The main difference between observability and legacy monitoring solutions is to minimize service interruption due to failure by identifying root-cause beyond receiving system alerts and providing a dashboard. For this purpose, efforts are being made to provide more diverse information and solutions. For example, the number of exporters registered on GitHub is over 10,000, and the number of dashboards registered in Grafana is over 2,000.
In particular, as development based on cloud-native technology is gaining popularity, log & tracing, which identifies which section causes problems in the complex application interworking of the microservice architecture structure, is also attracting attention. Grafana recently released the improved Tempo, and CNCF designated OpenTelemetry as the standard protocol for collecting trace data. In addition, it is clear that observability-specialized solutions focusing on traceability, such as Honeycomb.io, are also appearing in the market, and that it is evolving toward the original purpose of observability – that is, to identify the cause of an incident and provide a prompt solution.

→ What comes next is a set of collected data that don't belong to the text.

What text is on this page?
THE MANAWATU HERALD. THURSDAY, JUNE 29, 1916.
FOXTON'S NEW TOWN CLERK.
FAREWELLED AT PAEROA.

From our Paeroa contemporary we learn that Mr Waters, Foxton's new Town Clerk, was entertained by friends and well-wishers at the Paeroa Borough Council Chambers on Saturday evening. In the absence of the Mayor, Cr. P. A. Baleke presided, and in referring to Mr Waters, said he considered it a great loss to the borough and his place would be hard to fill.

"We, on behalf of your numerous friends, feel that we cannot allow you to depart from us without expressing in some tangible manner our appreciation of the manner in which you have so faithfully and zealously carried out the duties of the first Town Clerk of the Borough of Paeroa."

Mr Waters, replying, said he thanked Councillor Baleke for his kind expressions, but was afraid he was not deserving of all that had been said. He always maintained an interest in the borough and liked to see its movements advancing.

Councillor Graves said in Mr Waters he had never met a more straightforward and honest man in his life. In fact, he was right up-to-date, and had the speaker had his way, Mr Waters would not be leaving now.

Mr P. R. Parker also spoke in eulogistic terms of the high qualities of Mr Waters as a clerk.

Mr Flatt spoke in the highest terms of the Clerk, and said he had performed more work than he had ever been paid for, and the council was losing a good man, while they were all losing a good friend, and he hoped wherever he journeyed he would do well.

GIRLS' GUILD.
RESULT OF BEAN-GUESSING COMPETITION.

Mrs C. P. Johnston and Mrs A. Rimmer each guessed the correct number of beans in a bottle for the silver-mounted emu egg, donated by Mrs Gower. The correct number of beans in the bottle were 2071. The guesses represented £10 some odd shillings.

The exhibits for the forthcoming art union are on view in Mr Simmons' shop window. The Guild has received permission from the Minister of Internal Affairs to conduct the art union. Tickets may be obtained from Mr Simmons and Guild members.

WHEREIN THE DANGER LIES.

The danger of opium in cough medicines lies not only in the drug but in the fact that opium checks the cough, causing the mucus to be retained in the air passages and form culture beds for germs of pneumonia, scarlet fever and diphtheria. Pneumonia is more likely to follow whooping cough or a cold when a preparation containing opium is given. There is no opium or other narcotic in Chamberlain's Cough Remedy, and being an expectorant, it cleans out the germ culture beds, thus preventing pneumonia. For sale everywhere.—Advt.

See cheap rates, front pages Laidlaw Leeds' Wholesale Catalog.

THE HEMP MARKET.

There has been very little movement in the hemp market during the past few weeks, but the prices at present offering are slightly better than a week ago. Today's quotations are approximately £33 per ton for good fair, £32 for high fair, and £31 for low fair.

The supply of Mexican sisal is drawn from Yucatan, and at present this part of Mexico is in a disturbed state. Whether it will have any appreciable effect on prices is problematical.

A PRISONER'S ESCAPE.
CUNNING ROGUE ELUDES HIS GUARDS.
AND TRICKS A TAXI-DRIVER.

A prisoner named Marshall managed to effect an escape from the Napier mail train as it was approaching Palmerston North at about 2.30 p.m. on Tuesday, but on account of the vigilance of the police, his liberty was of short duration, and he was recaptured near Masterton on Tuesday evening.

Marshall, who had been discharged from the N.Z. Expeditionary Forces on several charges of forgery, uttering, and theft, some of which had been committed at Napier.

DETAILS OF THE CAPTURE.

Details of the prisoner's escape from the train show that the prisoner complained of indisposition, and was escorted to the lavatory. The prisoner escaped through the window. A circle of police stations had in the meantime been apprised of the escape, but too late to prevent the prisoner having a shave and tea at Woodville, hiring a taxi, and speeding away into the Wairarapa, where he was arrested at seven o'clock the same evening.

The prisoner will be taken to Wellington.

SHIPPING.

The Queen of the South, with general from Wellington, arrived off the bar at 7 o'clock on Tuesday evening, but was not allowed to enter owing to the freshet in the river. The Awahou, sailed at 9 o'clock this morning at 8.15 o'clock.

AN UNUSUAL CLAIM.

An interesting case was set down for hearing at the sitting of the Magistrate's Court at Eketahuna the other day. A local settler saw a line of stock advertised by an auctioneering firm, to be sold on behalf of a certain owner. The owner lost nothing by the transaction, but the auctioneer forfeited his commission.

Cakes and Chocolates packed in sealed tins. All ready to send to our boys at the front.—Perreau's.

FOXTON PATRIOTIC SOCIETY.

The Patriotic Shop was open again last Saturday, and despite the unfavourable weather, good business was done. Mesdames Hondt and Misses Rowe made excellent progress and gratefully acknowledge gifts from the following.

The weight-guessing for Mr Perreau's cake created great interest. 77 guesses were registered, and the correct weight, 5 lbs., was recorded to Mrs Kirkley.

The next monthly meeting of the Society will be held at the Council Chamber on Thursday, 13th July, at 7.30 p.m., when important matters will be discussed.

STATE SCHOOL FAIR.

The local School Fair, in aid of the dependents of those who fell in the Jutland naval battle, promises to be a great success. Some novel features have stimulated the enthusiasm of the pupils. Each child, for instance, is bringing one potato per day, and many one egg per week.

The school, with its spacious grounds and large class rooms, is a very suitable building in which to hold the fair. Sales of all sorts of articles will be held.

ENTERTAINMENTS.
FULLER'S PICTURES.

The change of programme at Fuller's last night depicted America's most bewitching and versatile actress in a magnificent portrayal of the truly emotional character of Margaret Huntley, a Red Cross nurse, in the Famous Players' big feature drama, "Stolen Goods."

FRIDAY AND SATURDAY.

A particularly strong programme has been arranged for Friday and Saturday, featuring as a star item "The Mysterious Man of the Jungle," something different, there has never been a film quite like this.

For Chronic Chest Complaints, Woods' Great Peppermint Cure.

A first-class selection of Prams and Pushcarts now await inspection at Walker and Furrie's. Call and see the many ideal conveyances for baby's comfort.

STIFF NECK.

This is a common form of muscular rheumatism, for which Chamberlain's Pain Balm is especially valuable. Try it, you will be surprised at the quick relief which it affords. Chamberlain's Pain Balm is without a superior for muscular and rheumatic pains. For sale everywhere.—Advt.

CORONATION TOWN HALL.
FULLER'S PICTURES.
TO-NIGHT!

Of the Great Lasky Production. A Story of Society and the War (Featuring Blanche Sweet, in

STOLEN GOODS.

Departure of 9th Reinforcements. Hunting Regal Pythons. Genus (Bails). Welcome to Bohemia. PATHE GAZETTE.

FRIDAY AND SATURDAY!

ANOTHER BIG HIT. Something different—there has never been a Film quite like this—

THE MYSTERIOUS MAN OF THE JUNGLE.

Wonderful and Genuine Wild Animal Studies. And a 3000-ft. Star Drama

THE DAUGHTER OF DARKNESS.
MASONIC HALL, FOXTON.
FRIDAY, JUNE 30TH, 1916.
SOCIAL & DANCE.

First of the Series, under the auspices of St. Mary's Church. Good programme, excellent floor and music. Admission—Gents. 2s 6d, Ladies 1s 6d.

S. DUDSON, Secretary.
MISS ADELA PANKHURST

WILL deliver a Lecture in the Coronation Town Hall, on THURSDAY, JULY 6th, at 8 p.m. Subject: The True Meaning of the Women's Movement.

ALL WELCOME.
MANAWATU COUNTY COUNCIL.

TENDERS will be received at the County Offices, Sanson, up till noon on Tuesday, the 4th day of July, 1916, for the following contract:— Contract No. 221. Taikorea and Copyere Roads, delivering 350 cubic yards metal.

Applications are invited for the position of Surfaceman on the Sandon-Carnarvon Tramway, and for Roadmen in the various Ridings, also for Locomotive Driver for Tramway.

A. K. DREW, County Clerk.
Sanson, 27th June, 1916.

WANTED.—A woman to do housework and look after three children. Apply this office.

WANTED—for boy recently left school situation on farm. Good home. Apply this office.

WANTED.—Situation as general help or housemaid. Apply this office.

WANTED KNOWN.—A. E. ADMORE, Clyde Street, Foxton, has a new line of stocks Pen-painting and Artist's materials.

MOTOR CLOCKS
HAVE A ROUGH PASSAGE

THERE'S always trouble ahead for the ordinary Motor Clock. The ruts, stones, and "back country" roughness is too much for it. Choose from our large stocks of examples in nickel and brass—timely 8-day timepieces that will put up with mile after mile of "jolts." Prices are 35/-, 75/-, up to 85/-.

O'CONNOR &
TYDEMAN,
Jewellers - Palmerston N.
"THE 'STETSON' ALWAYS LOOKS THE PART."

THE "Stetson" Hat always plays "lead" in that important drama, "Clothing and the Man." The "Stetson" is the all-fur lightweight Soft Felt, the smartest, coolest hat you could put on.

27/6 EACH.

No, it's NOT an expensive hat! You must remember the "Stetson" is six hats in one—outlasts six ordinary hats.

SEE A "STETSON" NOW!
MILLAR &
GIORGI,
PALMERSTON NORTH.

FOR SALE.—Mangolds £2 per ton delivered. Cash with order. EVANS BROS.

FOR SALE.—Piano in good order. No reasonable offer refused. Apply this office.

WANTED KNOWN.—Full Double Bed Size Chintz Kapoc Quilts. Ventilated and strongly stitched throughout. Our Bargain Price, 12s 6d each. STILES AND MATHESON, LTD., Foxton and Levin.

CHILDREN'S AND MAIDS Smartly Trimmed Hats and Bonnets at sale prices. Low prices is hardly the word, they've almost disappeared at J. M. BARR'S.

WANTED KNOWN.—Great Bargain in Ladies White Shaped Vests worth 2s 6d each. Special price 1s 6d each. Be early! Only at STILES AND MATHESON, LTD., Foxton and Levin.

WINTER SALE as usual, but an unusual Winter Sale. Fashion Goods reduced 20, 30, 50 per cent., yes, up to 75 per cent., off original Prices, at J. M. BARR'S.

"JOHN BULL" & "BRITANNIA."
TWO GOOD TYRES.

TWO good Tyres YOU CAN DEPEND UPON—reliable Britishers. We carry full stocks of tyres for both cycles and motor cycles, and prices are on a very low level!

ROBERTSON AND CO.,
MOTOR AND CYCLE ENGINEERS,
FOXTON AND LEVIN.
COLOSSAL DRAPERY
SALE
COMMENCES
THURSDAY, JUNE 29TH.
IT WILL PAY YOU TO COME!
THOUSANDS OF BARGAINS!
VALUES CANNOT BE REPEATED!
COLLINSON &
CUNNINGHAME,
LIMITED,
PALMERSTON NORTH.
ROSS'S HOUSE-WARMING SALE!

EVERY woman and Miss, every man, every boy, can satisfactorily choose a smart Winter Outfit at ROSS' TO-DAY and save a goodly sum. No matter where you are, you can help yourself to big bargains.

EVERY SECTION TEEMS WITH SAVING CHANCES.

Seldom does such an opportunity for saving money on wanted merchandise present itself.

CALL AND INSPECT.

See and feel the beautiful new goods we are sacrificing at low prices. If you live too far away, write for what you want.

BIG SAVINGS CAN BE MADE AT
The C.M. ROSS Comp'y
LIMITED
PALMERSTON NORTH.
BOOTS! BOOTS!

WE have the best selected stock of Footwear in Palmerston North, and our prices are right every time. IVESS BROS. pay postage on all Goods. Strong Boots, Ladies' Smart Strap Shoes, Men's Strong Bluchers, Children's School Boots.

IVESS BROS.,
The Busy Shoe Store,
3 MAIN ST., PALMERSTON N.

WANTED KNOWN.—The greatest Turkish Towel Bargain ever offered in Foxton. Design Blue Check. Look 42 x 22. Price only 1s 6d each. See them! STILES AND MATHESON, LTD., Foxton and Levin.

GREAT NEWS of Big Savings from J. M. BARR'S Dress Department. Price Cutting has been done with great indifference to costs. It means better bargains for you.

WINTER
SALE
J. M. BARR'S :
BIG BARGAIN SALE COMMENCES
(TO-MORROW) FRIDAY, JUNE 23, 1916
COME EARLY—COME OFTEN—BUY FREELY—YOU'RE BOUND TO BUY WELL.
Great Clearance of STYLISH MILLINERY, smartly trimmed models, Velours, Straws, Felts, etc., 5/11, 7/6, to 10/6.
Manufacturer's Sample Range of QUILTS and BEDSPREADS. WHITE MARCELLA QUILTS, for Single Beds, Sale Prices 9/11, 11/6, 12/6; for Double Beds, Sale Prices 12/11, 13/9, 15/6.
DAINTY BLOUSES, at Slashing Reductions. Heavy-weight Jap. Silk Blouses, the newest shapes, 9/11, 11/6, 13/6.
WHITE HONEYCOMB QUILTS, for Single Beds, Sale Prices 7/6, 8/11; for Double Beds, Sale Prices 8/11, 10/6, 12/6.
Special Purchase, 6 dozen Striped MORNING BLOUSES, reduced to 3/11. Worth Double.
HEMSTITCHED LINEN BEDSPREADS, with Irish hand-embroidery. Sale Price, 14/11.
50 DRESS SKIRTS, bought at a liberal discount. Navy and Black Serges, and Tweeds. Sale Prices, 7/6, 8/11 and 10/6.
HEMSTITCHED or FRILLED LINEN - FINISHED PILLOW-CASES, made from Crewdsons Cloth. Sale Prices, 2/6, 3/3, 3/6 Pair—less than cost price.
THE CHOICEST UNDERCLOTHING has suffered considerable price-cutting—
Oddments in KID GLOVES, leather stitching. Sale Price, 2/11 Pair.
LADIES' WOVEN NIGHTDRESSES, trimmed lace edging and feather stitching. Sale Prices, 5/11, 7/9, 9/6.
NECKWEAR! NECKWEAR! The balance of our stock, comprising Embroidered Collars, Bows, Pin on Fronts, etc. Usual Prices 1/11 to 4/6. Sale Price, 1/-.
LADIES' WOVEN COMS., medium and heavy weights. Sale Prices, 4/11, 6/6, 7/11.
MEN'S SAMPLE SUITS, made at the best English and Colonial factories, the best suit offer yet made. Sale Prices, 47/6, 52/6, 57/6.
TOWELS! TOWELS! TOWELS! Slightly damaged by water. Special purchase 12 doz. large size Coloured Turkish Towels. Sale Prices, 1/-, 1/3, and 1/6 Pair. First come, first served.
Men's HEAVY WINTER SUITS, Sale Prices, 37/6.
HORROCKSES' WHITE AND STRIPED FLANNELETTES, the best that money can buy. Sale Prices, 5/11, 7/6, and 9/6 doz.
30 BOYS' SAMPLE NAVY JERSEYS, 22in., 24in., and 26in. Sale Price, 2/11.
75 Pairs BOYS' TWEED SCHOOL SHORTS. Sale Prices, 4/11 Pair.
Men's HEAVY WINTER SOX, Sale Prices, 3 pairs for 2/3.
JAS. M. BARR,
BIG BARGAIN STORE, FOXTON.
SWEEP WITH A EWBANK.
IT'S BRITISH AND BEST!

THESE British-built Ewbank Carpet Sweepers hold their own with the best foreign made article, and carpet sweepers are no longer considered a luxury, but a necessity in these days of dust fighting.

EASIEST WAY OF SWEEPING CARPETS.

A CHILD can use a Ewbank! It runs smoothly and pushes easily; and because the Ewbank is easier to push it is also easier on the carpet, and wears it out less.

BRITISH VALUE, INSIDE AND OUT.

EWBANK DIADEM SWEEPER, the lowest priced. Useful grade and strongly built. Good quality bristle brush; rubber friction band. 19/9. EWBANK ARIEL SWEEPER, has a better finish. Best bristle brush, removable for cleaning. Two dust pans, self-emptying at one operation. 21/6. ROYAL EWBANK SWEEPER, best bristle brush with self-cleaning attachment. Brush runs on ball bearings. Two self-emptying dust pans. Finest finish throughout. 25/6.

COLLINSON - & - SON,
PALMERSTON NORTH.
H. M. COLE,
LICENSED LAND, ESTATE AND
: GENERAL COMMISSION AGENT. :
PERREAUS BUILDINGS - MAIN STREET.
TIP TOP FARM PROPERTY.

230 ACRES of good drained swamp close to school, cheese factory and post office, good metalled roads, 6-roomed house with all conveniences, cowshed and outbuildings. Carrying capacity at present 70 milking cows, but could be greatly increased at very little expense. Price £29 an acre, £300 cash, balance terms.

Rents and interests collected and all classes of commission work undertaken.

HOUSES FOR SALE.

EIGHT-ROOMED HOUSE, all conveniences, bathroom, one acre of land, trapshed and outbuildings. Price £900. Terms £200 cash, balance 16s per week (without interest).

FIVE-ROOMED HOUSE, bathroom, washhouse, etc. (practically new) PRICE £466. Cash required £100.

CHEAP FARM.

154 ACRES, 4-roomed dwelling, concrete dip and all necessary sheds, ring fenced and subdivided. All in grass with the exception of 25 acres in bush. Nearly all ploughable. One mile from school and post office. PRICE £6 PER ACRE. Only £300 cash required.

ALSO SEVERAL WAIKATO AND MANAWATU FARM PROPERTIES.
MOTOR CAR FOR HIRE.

On the other hand, DevOps Engineers or System Operators need to understand more dashboards, metrics, SLI/SLO, etc. In addition, the reality is that continuous learning and investment must be carried out. It may still be difficult to quickly respond to failures when a lot of information is reconstructed based on incidents and an empirical understanding of it is accompanied. The concept that emerged for this purpose is AIOps.
AIOps uses artificial intelligence to simplify IT operations management and accelerate and automate problem resolution in complex modern IT environments (source: https://www.ibm.com/cloud/learn/aiops). In order to actually use AIOps, it is necessary to collect and analyze vast and ever-increasing data collected from various IT infrastructure components, applications, performance monitoring tools, etc., and to find meaningful events and patterns that can cause failure. In addition, the purpose is to find the root-cause of this and to suggest a quick solution or to solve a specific problem automatically.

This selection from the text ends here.